Class embraces 360° of Learning with projects on wilderness ideal in Wisconsin


In launching a brand-new project for his History 302 students this semester, Associate Prof. David Voelker thought big.

He wanted something that tapped into students’ understanding of “the wilderness ideal in America” — a fresh topic for the course, titled “Problems in American thought.” He wanted students to conceive of their projects as works of public history, so wider audiences — including potential employers — could view them in the future. And he wanted to engage multiple perspectives and disciplines, capturing what UW-Green Bay long has embraced but until recently didn’t fully articulate — the University’s new brand, 360° of Learning.

So Voelker, in true 360 fashion, sought the advice of colleagues from across the University and larger community — an alumnus who co-founded a sustainability-focused consulting firm, a colleague in First Nations Studies, and the head of UW-Green Bay’s Archives and Area Research Center among them. He took inspiration from numerous colleagues who have coordinated large projects, and he thought about ways to focus on both environmental sustainability and historical relevance.

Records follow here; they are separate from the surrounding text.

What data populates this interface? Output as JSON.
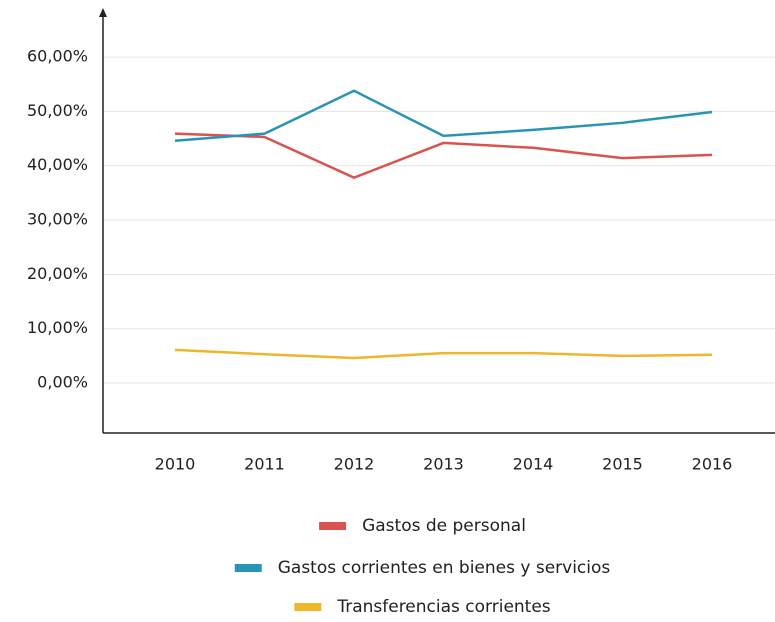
{
  "chart_data": {
    "type": "line",
    "categories": [
      "2010",
      "2011",
      "2012",
      "2013",
      "2014",
      "2015",
      "2016"
    ],
    "series": [
      {
        "name": "Gastos de personal",
        "color": "#d9534f",
        "values": [
          45.9,
          45.3,
          37.8,
          44.2,
          43.3,
          41.4,
          42.0
        ]
      },
      {
        "name": "Gastos corrientes en bienes y servicios",
        "color": "#2a94b4",
        "values": [
          44.6,
          45.9,
          53.8,
          45.5,
          46.6,
          47.9,
          49.9
        ]
      },
      {
        "name": "Transferencias corrientes",
        "color": "#f0b629",
        "values": [
          6.1,
          5.3,
          4.6,
          5.5,
          5.5,
          5.0,
          5.2
        ]
      }
    ],
    "ylim": [
      -9.2,
      68.3
    ],
    "yticks": [
      {
        "value": 0,
        "label": "0,00%"
      },
      {
        "value": 10,
        "label": "10,00%"
      },
      {
        "value": 20,
        "label": "20,00%"
      },
      {
        "value": 30,
        "label": "30,00%"
      },
      {
        "value": 40,
        "label": "40,00%"
      },
      {
        "value": 50,
        "label": "50,00%"
      },
      {
        "value": 60,
        "label": "60,00%"
      }
    ],
    "grid": true,
    "legend": "bottom"
  }
}
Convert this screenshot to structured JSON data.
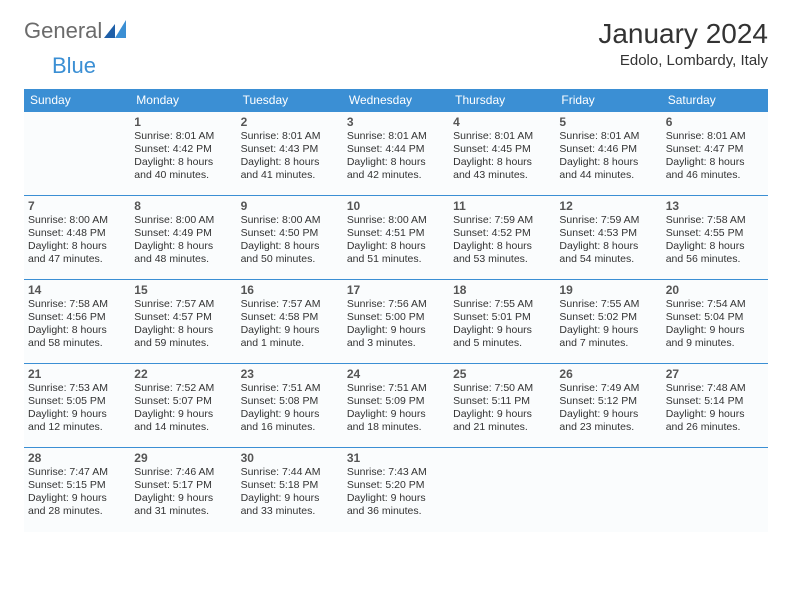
{
  "brand": {
    "part1": "General",
    "part2": "Blue"
  },
  "title": "January 2024",
  "location": "Edolo, Lombardy, Italy",
  "colors": {
    "header_bg": "#3b8fd4",
    "header_text": "#ffffff",
    "cell_border": "#3b8fd4",
    "cell_bg": "#fafcfd",
    "text": "#333333",
    "logo_gray": "#6b6b6b",
    "logo_blue": "#3b8fd4"
  },
  "typography": {
    "title_fontsize": 28,
    "location_fontsize": 15,
    "header_fontsize": 12,
    "daynum_fontsize": 12,
    "body_fontsize": 10.5
  },
  "layout": {
    "columns": 7,
    "rows": 5,
    "first_weekday_index": 1
  },
  "days_of_week": [
    "Sunday",
    "Monday",
    "Tuesday",
    "Wednesday",
    "Thursday",
    "Friday",
    "Saturday"
  ],
  "cells": [
    {
      "day": "",
      "sunrise": "",
      "sunset": "",
      "daylight1": "",
      "daylight2": ""
    },
    {
      "day": "1",
      "sunrise": "Sunrise: 8:01 AM",
      "sunset": "Sunset: 4:42 PM",
      "daylight1": "Daylight: 8 hours",
      "daylight2": "and 40 minutes."
    },
    {
      "day": "2",
      "sunrise": "Sunrise: 8:01 AM",
      "sunset": "Sunset: 4:43 PM",
      "daylight1": "Daylight: 8 hours",
      "daylight2": "and 41 minutes."
    },
    {
      "day": "3",
      "sunrise": "Sunrise: 8:01 AM",
      "sunset": "Sunset: 4:44 PM",
      "daylight1": "Daylight: 8 hours",
      "daylight2": "and 42 minutes."
    },
    {
      "day": "4",
      "sunrise": "Sunrise: 8:01 AM",
      "sunset": "Sunset: 4:45 PM",
      "daylight1": "Daylight: 8 hours",
      "daylight2": "and 43 minutes."
    },
    {
      "day": "5",
      "sunrise": "Sunrise: 8:01 AM",
      "sunset": "Sunset: 4:46 PM",
      "daylight1": "Daylight: 8 hours",
      "daylight2": "and 44 minutes."
    },
    {
      "day": "6",
      "sunrise": "Sunrise: 8:01 AM",
      "sunset": "Sunset: 4:47 PM",
      "daylight1": "Daylight: 8 hours",
      "daylight2": "and 46 minutes."
    },
    {
      "day": "7",
      "sunrise": "Sunrise: 8:00 AM",
      "sunset": "Sunset: 4:48 PM",
      "daylight1": "Daylight: 8 hours",
      "daylight2": "and 47 minutes."
    },
    {
      "day": "8",
      "sunrise": "Sunrise: 8:00 AM",
      "sunset": "Sunset: 4:49 PM",
      "daylight1": "Daylight: 8 hours",
      "daylight2": "and 48 minutes."
    },
    {
      "day": "9",
      "sunrise": "Sunrise: 8:00 AM",
      "sunset": "Sunset: 4:50 PM",
      "daylight1": "Daylight: 8 hours",
      "daylight2": "and 50 minutes."
    },
    {
      "day": "10",
      "sunrise": "Sunrise: 8:00 AM",
      "sunset": "Sunset: 4:51 PM",
      "daylight1": "Daylight: 8 hours",
      "daylight2": "and 51 minutes."
    },
    {
      "day": "11",
      "sunrise": "Sunrise: 7:59 AM",
      "sunset": "Sunset: 4:52 PM",
      "daylight1": "Daylight: 8 hours",
      "daylight2": "and 53 minutes."
    },
    {
      "day": "12",
      "sunrise": "Sunrise: 7:59 AM",
      "sunset": "Sunset: 4:53 PM",
      "daylight1": "Daylight: 8 hours",
      "daylight2": "and 54 minutes."
    },
    {
      "day": "13",
      "sunrise": "Sunrise: 7:58 AM",
      "sunset": "Sunset: 4:55 PM",
      "daylight1": "Daylight: 8 hours",
      "daylight2": "and 56 minutes."
    },
    {
      "day": "14",
      "sunrise": "Sunrise: 7:58 AM",
      "sunset": "Sunset: 4:56 PM",
      "daylight1": "Daylight: 8 hours",
      "daylight2": "and 58 minutes."
    },
    {
      "day": "15",
      "sunrise": "Sunrise: 7:57 AM",
      "sunset": "Sunset: 4:57 PM",
      "daylight1": "Daylight: 8 hours",
      "daylight2": "and 59 minutes."
    },
    {
      "day": "16",
      "sunrise": "Sunrise: 7:57 AM",
      "sunset": "Sunset: 4:58 PM",
      "daylight1": "Daylight: 9 hours",
      "daylight2": "and 1 minute."
    },
    {
      "day": "17",
      "sunrise": "Sunrise: 7:56 AM",
      "sunset": "Sunset: 5:00 PM",
      "daylight1": "Daylight: 9 hours",
      "daylight2": "and 3 minutes."
    },
    {
      "day": "18",
      "sunrise": "Sunrise: 7:55 AM",
      "sunset": "Sunset: 5:01 PM",
      "daylight1": "Daylight: 9 hours",
      "daylight2": "and 5 minutes."
    },
    {
      "day": "19",
      "sunrise": "Sunrise: 7:55 AM",
      "sunset": "Sunset: 5:02 PM",
      "daylight1": "Daylight: 9 hours",
      "daylight2": "and 7 minutes."
    },
    {
      "day": "20",
      "sunrise": "Sunrise: 7:54 AM",
      "sunset": "Sunset: 5:04 PM",
      "daylight1": "Daylight: 9 hours",
      "daylight2": "and 9 minutes."
    },
    {
      "day": "21",
      "sunrise": "Sunrise: 7:53 AM",
      "sunset": "Sunset: 5:05 PM",
      "daylight1": "Daylight: 9 hours",
      "daylight2": "and 12 minutes."
    },
    {
      "day": "22",
      "sunrise": "Sunrise: 7:52 AM",
      "sunset": "Sunset: 5:07 PM",
      "daylight1": "Daylight: 9 hours",
      "daylight2": "and 14 minutes."
    },
    {
      "day": "23",
      "sunrise": "Sunrise: 7:51 AM",
      "sunset": "Sunset: 5:08 PM",
      "daylight1": "Daylight: 9 hours",
      "daylight2": "and 16 minutes."
    },
    {
      "day": "24",
      "sunrise": "Sunrise: 7:51 AM",
      "sunset": "Sunset: 5:09 PM",
      "daylight1": "Daylight: 9 hours",
      "daylight2": "and 18 minutes."
    },
    {
      "day": "25",
      "sunrise": "Sunrise: 7:50 AM",
      "sunset": "Sunset: 5:11 PM",
      "daylight1": "Daylight: 9 hours",
      "daylight2": "and 21 minutes."
    },
    {
      "day": "26",
      "sunrise": "Sunrise: 7:49 AM",
      "sunset": "Sunset: 5:12 PM",
      "daylight1": "Daylight: 9 hours",
      "daylight2": "and 23 minutes."
    },
    {
      "day": "27",
      "sunrise": "Sunrise: 7:48 AM",
      "sunset": "Sunset: 5:14 PM",
      "daylight1": "Daylight: 9 hours",
      "daylight2": "and 26 minutes."
    },
    {
      "day": "28",
      "sunrise": "Sunrise: 7:47 AM",
      "sunset": "Sunset: 5:15 PM",
      "daylight1": "Daylight: 9 hours",
      "daylight2": "and 28 minutes."
    },
    {
      "day": "29",
      "sunrise": "Sunrise: 7:46 AM",
      "sunset": "Sunset: 5:17 PM",
      "daylight1": "Daylight: 9 hours",
      "daylight2": "and 31 minutes."
    },
    {
      "day": "30",
      "sunrise": "Sunrise: 7:44 AM",
      "sunset": "Sunset: 5:18 PM",
      "daylight1": "Daylight: 9 hours",
      "daylight2": "and 33 minutes."
    },
    {
      "day": "31",
      "sunrise": "Sunrise: 7:43 AM",
      "sunset": "Sunset: 5:20 PM",
      "daylight1": "Daylight: 9 hours",
      "daylight2": "and 36 minutes."
    },
    {
      "day": "",
      "sunrise": "",
      "sunset": "",
      "daylight1": "",
      "daylight2": ""
    },
    {
      "day": "",
      "sunrise": "",
      "sunset": "",
      "daylight1": "",
      "daylight2": ""
    },
    {
      "day": "",
      "sunrise": "",
      "sunset": "",
      "daylight1": "",
      "daylight2": ""
    }
  ]
}
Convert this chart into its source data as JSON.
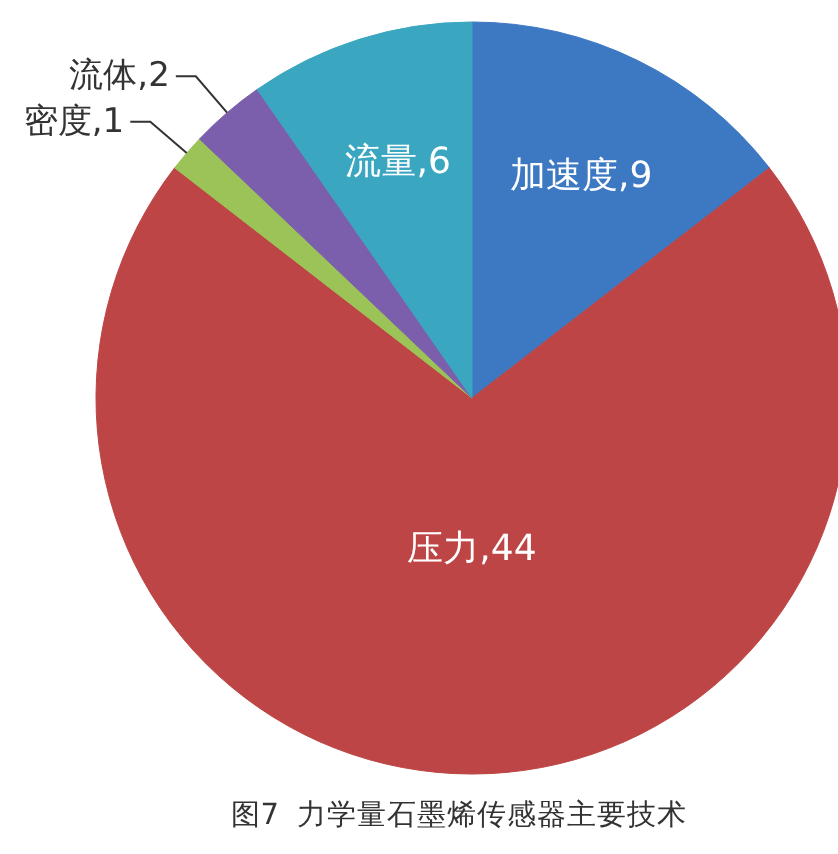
{
  "chart_data": {
    "type": "pie",
    "categories": [
      "加速度",
      "压力",
      "密度",
      "流体",
      "流量"
    ],
    "values": [
      9,
      44,
      1,
      2,
      6
    ],
    "value_labels": [
      ",9",
      ",44",
      ",1",
      ",2",
      ",6"
    ],
    "colors": [
      "#3d78c2",
      "#bd4545",
      "#9bc358",
      "#7b5fad",
      "#3aa6c0"
    ],
    "annotations": [
      "图7  力学量石墨烯传感器主要技术"
    ]
  }
}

Voelker tailored the projects to focus on present-day Wisconsin, and turned his students loose for six weeks of in-depth team project work.

“I have observed a great deal of engagement,” Voelker said of his class, mostly History majors and minors but also students from other disciplines. “Many of the students are excited about their projects and appreciate the opportunity to pick their own subjects and presentation formats. All along the way, they are necessarily looking at issues from multiple perspectives — drawing on historians as well as different points of view on the current issue.”

It’s the perfect framework for study and discussion in a course that explores the premise that “wilderness” is not simply an objective reality, but rather a culturally constructed ideal, Voelker said. Wilderness once was seen as a hostile force to be tamed, before people began to see the value in protecting it. Voelker’s course takes a critical look at the wilderness ideal from various points of view — including, for example, the fact that First Nations people were forced out of particular areas (such as certain national parks) for those areas to be considered “wilderness.” Environmental degradation, paradoxically, has resulted from some efforts to preserve the same.

Voelker’s students turned in and presented their final projects in class the week of Dec. 10. The five groups’ topics were Wild Wisconsin Wolves, Wisconsin Wetlands, the Crandon Mining Dispute, the Fox River (in Green Bay) and the three-part Baird Creek Greenway: Local Wilderness. The multimedia efforts included videos, photos, websites, links to other resources and more. You can view them online.

Voelker will present on the class and its projects at the University’s Faculty Development Conference in January. It’s something that wouldn’t have been possible without his colleagues, and the ideals of 360° of Learning.

“This course and these projects,” Voelker said, “emerged out of a unique UWGB context.”